El sufrimiento mental está, bueno, en el centro de la mente colectiva. Como nunca. Ayer quedó claro en este medio: alrededor de la mitad de la población lo considera el principal y más preocupante problema de salud. Desde un masivo 70% en Chile y Suecia, hasta un discreto pero significativo 25% en India y México. Nuestro país, para variar, está a mitad de la tabla: 48% de peruanos pone la psicopatología por encima de otras dolencias. Estamos hablando de una epidemiología subjetiva, pero la vida social —y política— se mueve por subjetividades compartidas.
En otro medio se señala que alrededor de la mitad de los empleados en empresas diversas están desmotivados: no por el nivel de sus ingresos, sino porque no se sienten valorados. De hecho quienes están encargados de los recursos humanos saben hace un buen tiempo —antes que economistas y políticos— que el bienestar de las personas no siempre baila al son de salarios y puntos del PBI. Como ocurre con quienes conversamos con jóvenes todos lo días: entre 20 y 30, al borde del final del pregrado y el comienzo del ejercicio profesional, predomina un sentimiento viscoso de desilusión y desesperanza. Sobre todo falta de ganas de situarse en una proyección a largo plazo.

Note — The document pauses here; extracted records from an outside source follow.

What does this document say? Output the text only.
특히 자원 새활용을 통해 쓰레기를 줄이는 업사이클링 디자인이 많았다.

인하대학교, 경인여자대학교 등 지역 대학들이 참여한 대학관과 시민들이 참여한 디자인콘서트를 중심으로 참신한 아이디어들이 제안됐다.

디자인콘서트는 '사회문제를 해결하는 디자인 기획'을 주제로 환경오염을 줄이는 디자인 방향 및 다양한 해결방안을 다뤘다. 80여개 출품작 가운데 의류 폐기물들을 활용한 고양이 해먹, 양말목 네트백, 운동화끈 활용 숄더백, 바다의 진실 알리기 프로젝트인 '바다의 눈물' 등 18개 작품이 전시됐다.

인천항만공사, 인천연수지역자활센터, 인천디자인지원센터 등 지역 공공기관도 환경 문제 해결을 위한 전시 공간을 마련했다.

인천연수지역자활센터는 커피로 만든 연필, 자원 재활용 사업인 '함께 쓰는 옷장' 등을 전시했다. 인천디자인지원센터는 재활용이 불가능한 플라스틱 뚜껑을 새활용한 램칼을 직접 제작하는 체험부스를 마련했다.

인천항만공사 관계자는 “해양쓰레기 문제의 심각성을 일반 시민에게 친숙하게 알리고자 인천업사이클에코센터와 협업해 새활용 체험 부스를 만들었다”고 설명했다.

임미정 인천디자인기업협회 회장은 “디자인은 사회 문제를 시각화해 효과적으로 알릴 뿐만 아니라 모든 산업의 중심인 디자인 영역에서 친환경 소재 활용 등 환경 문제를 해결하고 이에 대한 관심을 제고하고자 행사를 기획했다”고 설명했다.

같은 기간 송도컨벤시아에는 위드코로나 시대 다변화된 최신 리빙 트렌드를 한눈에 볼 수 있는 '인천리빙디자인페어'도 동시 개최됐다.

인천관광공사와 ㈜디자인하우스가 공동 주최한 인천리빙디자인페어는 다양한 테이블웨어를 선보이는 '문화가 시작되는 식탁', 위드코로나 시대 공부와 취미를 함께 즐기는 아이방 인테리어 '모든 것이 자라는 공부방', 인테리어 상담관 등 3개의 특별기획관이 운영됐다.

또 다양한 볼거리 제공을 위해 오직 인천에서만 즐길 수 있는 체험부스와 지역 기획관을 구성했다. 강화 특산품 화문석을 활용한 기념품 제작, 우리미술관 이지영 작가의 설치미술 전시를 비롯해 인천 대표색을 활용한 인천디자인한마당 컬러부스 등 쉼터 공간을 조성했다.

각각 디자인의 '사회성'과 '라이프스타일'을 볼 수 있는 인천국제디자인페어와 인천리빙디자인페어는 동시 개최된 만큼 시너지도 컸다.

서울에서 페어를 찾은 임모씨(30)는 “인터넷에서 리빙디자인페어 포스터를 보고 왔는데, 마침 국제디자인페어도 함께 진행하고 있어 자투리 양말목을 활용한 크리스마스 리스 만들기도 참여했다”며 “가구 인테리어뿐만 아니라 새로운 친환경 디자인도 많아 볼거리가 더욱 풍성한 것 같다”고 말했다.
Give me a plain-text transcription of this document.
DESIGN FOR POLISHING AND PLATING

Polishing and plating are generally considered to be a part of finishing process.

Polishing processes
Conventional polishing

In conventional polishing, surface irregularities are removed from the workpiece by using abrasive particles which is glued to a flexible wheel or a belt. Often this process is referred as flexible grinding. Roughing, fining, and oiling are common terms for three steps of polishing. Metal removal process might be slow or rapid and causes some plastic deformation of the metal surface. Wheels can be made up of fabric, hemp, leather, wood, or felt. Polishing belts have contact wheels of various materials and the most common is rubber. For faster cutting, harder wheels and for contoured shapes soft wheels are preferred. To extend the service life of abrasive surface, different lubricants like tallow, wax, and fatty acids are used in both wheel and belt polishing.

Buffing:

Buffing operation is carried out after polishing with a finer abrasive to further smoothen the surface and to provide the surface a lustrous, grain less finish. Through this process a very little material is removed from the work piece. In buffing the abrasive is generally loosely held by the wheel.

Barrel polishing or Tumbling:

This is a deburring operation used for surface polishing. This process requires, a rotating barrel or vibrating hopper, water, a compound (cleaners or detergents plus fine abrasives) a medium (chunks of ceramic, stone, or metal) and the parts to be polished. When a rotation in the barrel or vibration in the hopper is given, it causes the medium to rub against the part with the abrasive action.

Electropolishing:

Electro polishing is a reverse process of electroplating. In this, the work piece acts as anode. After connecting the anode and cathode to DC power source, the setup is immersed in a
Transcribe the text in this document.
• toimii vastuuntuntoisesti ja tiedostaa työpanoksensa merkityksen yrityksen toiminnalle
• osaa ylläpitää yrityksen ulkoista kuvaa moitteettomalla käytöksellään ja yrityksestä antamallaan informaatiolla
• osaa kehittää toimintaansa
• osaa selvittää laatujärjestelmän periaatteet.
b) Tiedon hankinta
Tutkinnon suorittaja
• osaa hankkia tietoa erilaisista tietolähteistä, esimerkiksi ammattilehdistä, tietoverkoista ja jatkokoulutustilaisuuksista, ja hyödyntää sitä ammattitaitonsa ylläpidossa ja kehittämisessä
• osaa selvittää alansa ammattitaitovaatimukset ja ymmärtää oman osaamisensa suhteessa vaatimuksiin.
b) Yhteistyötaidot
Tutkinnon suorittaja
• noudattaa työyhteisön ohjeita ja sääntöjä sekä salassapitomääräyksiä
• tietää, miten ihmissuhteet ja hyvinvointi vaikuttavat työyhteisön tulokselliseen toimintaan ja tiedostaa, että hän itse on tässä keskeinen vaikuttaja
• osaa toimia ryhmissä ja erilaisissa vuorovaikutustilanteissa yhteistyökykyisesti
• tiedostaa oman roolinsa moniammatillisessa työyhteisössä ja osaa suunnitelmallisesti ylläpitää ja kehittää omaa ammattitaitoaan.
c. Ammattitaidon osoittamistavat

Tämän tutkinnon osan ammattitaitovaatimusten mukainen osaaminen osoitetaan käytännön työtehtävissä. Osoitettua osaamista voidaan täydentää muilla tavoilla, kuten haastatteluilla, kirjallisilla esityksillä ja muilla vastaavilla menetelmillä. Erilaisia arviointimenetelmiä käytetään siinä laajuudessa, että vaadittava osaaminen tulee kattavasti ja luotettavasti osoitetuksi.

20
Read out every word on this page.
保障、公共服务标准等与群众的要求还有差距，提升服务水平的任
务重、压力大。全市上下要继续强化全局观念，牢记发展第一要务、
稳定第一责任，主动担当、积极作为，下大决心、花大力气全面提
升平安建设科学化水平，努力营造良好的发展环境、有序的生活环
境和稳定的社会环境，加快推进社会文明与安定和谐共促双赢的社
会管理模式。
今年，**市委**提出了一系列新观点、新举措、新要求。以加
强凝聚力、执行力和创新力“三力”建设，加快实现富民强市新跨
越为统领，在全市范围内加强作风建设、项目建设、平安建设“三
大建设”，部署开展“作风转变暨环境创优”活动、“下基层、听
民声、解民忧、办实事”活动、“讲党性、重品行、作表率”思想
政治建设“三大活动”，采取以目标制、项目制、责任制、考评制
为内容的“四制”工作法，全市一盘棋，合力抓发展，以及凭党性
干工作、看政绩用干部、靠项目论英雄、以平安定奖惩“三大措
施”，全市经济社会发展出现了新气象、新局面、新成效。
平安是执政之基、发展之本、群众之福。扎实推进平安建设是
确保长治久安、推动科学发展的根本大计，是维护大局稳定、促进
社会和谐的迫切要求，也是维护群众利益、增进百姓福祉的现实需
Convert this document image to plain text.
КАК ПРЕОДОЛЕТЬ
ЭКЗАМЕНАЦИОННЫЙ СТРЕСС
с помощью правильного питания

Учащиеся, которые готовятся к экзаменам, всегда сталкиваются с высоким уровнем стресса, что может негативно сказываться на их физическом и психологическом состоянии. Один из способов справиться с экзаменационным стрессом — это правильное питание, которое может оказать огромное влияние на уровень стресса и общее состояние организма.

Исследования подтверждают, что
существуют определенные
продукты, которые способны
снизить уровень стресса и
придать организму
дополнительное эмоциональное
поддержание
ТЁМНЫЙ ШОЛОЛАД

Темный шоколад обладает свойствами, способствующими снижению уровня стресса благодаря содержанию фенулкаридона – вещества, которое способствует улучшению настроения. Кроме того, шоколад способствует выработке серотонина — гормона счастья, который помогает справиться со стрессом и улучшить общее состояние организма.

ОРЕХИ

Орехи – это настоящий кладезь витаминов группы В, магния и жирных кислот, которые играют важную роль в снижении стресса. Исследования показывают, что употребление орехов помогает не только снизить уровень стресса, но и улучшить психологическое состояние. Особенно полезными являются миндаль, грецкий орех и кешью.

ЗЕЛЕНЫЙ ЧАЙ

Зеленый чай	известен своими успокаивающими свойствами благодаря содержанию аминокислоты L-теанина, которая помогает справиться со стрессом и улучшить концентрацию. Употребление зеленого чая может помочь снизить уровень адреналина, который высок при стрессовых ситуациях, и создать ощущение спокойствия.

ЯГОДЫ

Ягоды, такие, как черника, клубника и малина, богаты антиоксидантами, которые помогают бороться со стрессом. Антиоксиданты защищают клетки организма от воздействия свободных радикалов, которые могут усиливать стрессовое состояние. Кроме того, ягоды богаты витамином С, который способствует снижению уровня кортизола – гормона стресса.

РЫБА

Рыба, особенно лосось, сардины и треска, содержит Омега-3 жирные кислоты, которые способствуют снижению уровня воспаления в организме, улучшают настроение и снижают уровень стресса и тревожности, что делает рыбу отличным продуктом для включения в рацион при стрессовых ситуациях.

Claro, una cosa es la opinión pública, otra la realidad. ¿Estamos frente a un aumento de enfermedades mentales?, ¿se trata de una mayor conciencia acerca de las mismas sin que se hayan incrementado?, ¿es una moda de sobrediagnóstico que alimenta congresos académicos y coberturas periodísticas? Con toda probabilidad, todas las anteriores.
Por lo menos con respecto de los más jóvenes, las señales de alarma se prendieron hace más de una década: consultas a profesionales, reportes de escuelas y resultados de encuestas, atenciones en servicios de emergencias hospitalarias apuntaban a una crisis importante, previa a las guerras, a la inteligencia artificial, a las temperaturas incendiarias y a las agresiones zoonóticas.
Todo indica que quienes tuvieron una niñez sin juego no supervisado, marcada por tiempos larguísimos frente a la pantalla de sus celulares y una socialización definida por las redes sociales, tuvieron una adolescencia ansiosa, incomodada por amenazas a todo tipo de identidad. Una adolescencia, además, fragilizada por sentimientos intensos, en realidad normales, pero que atribuyeron rápidamente a alguna forma de discriminación, o a… una patología mental.
Esos adolescentes son los adultos jóvenes de hoy, los que se encuentran en el mercado de trabajo, haciendo prácticas o comenzando su línea de carrera en todo tipo de organización. Luego de una pandemia devastadora y en medio de turbulencias e incertidumbres, que van desde guerras hasta catástrofes climáticas, cuyos impactos viven en tiempo real. ¿Puede sorprender que las emociones y sus patologías estén a la cabeza de sus preocupaciones?